22

2.6K 179 46
                                    

" Kes sesini Nathan. " dedi Pars alnını havluya silerken.

Bu Nathan denilen çocuk çok sinirimi bozmaya başladı diye düşünürken

" benimle de yapmayacak mısın?" Diye konuşarak  bana doğru döndü.

" bugünlük bu kadar yeter." Dediğim de

"Ayrımcılık mı yapıyorsunuz canım hocam." Diyerek yanıma adımladı.

" Hayır sadece sen de çok yoruldun. Dinlen bugünlük bu kadar yorduğumuz yeter seni." Dedim vazgeçmesini umarak.

" Hayır ben de denemek istiyorum." Dediğinde içimden bir siktir çektim.

Pars kaşlarını kaldırmış şekilde bana kaş göz yaparken ben ne yapabilirim bakışı atıyordum.

" tamam seninle de yapacağız ama tam tersi ayaklarını ben tutacağım sende benim ayaklarıma tutunacaksın anlaştık mı?"

" Neden Pars'la durduğun gibi durmuyoruz." Dediğinde hızlıca bir bahane üreterek

"Ellerim ağrıdı biraz, ayaklarını daha kolay tutarım. Sen bacaklarımdan destek al." Dedim çok saçma bir bahane söylediğim gerçekti ama yine de yapacak bir şeyim yoktu.

Pars Nathan 'a doğru gelip

"Yoruldu işte adam... rahat bırakalım hadi yarın devam ederiz." Dedi.

Nathan Pars'a tuhaf bir bakış atıp göz devirdi.

"Ne zamandır korumanı düşünüyorsun sen . Hem o kabul etti karışma." Diyerek önümde durdu.

Nathan'ın vazgeçmeyeceğinden emin olup , yere doğru uzandım.

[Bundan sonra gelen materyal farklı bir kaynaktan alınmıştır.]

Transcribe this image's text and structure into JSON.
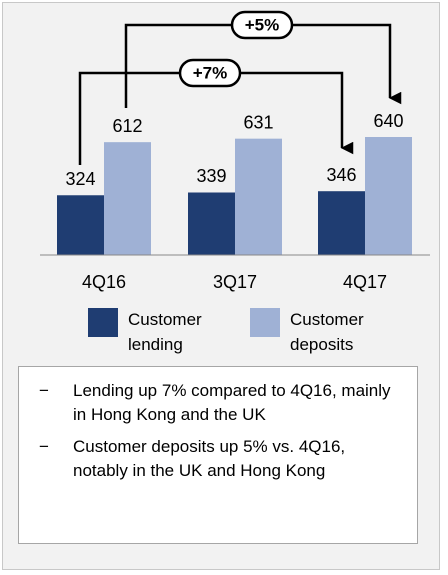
{
  "chart_data": {
    "type": "bar",
    "categories": [
      "4Q16",
      "3Q17",
      "4Q17"
    ],
    "series": [
      {
        "name": "Customer lending",
        "color": "#1f3d72",
        "values": [
          324,
          339,
          346
        ]
      },
      {
        "name": "Customer deposits",
        "color": "#9fb1d5",
        "values": [
          612,
          631,
          640
        ]
      }
    ],
    "annotations": [
      "+7%",
      "+5%"
    ]
  },
  "notes": [
    "Lending up 7% compared to 4Q16, mainly in Hong Kong and the UK",
    "Customer deposits up 5% vs. 4Q16, notably in the UK and Hong Kong"
  ]
}
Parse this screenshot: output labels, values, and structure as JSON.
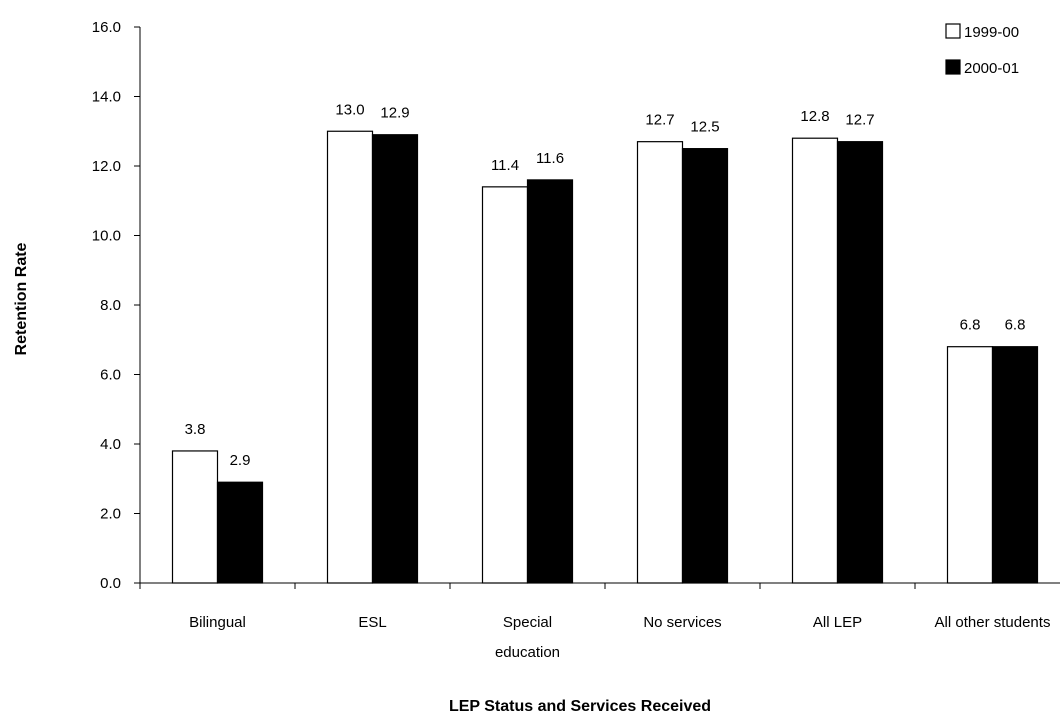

O da az önce Pars'ın yaptığı şeyin aynısını sadece yön değiştirerek yapmaya çalıştığında , aynı şekilde zorlanıyordu.

Az önce Pars 'la gözüme tatlı gelen bütün saçmalıklar, şimdi bitse de gitsek modunda beklememe sebep oluyordu. En sonunda bir şekilde üstümde durmayı başardığında bu sefer Nathan gülmeye başladı.

Hiç bir tepki vermeden , durmaya devam ederken

" şimdi inmen gerek ." Dedim.

" nasıl ineceğim." Dedi hala gülmeye devam ederken.

Pars somurtmuş şekilde bizi izlerken , ben cevap verdim.

"Ellerimle ayaklarını yavaşca yere koyacağım dikkat et." Derken

" tamam." Diyerek beni onayladı.

Ellerimi yavaşca indirirken , nasıl olduğunu anlamadığım şekilde birden yana doğru düşmeye meyil edince , ayak bileklerini düşmesin diye istemsizce sıkmıştım.

Yaptığım hamle , onun yana düşmesini engellememiş,  aksine düşerken ayağının ters bir şekilde dönmesine sebep olmuştu.

" ahh." Diye duyduğum büyük inleme yüzünden hızlıca yerden kalkıp, bileğini tutmuş sızlanan çocuğa baktım.

Pars'da benim gibi Nathan'ın yanına koşmuştu, ikimiz de Nathan'ı kontrol ediyorduk.

"Nathat dur sakin ol ayağına bakacağım hadi izin ver bana." Diyerek elini bacağından çektiğim de görünür de bir şey olmadığına bakıp biraz rahatladım."

Bir kaç yere dokunup

" neresi acıyor." Diye sorduğumda gösterdiği yere bir kaç kez daha baskı yapıp, sadece burkulma olduğunu anlamıştım.

" önemli bir şey yok ama buz koyalım . Mutfağa kadar yürüyebilecek misin?" Diye sorduğum da olumsuzca başını salladı.